The article by Ezra Golberstein and his colleagues calls for diminishing
the financial protection offered by supplemental Medigap and retiree
health benefits "to restrict the generosity of supplemental coverage,"
making beneficiaries more sensitive to the cost of their care, even
though "results for Medicare program spending were more equivocal."
Feeling the pain of their health care spending seems to be the policy
goal even if the total reduction in Medicare spending is only nominal.
Christine Eibner and her colleagues propose, "imposing a means-tested
premium for Part A hospital insurance, introducing a premium support
credit to purchase health insurance, and increasing the eligibility age
to sixty-seven" as three means of reducing overall Medicare spending,
even though these measures would shift costs to the beneficiaries and
cause perhaps millions of them to withdraw from Medicare and remain
uninsured.
Michael Chernew keeps it simple. Lowering the projected trajectory for
Medicare spending "will probably require a shift in spending from
taxpayers to beneficiaries via higher beneficiary premium contributions
(overall or via means testing), changes in eligibility, or greater cost
sharing at the point of service." In other words, reduce the tax
transfer by sticking it to the seniors.
We can thank Karen Davis, Cathy Schoen and Stuart Guterman for not
causing us to lose all hope. Their proposal - "Medicare Essential" - is
designed to increase the coverage and efficiency of Medicare. They would
combine the hospital Part A, physician Part B, and drug Part D programs
into a single program with less administrative complexity. They would
also add much needed catastrophic coverage by placing a maximum on
out-of-pocket expenses. They would also fold in the benefits of
supplemental plans eliminating the need for wasteful, superfluous
Medigap and retiree health plans. Their proposal would actually reduce
spending for most Medicare beneficiaries while enhancing the benefits.

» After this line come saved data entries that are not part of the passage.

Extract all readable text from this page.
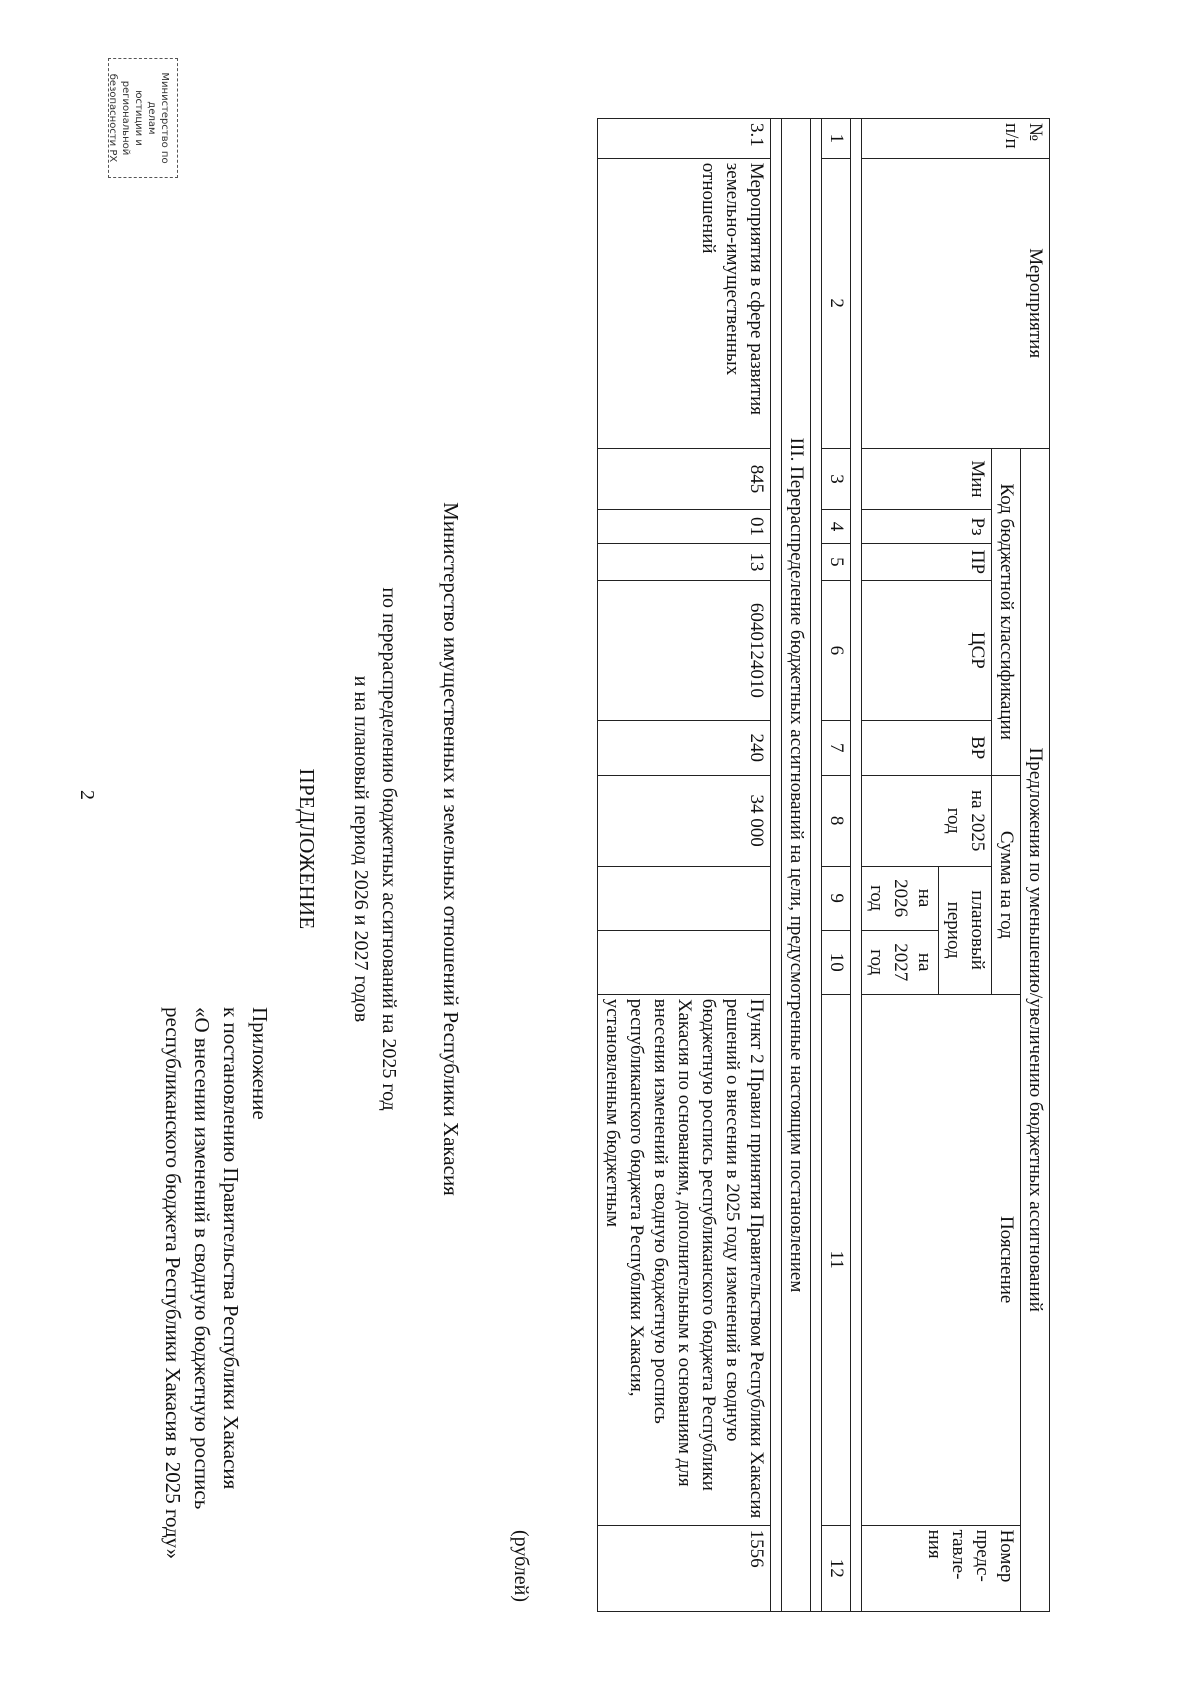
2
Приложение
к постановлению Правительства Республики Хакасия
«О внесении изменений в сводную бюджетную роспись
республиканского бюджета Республики Хакасия в 2025 году»
ПРЕДЛОЖЕНИЕ	по перераспределению бюджетных ассигнований на 2025 год
и на плановый период 2026 и 2027 годов	Министерство имущественных и земельных отношений Республики Хакасия
(рублей)
№ п/п	Мероприятия	Предложения по уменьшению/увеличению бюджетных ассигнований									
		Код бюджетной классификации					Сумма на год			Пояснение	Номер предс-тавле-ния
		Мин	Рз	ПР	ЦСР	ВР	на 2025 год	плановый период			
								на 2026 год	на 2027 год		

1	2	3	4	5	6	7	8	9	10	11	12

III. Перераспределение бюджетных ассигнований на цели, предусмотренные настоящим постановлением											

3.1	Мероприятия в сфере развития земельно-имущественных отношений	845	01	13	6040124010	240	34 000			Пункт 2 Правил принятия Правительством Республики Хакасия решений о внесении в 2025 году изменений в сводную бюджетную роспись республиканского бюджета Республики Хакасия по основаниям, дополнительным к основаниям для внесения изменений в сводную бюджетную роспись республиканского бюджета Республики Хакасия, установленным бюджетным	1556
Министерство по делам
юстиции и региональной
безопасности РХ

They would leave in place the flawed Medicare Advantage plans, although
competing with a truly superior public plan could make them obsolete -
the goal of "the public option." They would have the deductible apply to
Part A, opening the treacherous territory of a path for more cost
shifting to beneficiaries. Also they do not mention that Medicare
Essential could eventually be expanded to include everyone, becoming an
improved Medicare for all. There are many other important features of
the PNHP version of the single payer model that they do not address, and
that we won't mention here. Suffice it to say, that Medicare Essential
is only a tiny though important step in the direction in which we should
be headed.
For incrementalists, Medicare Essential should captivate you. For those
of us who are impassioned single payer supporters, we should continue to
advocate for moving the political process forward toward achieving an
Improved Medicare for All single payer program as soon as possible.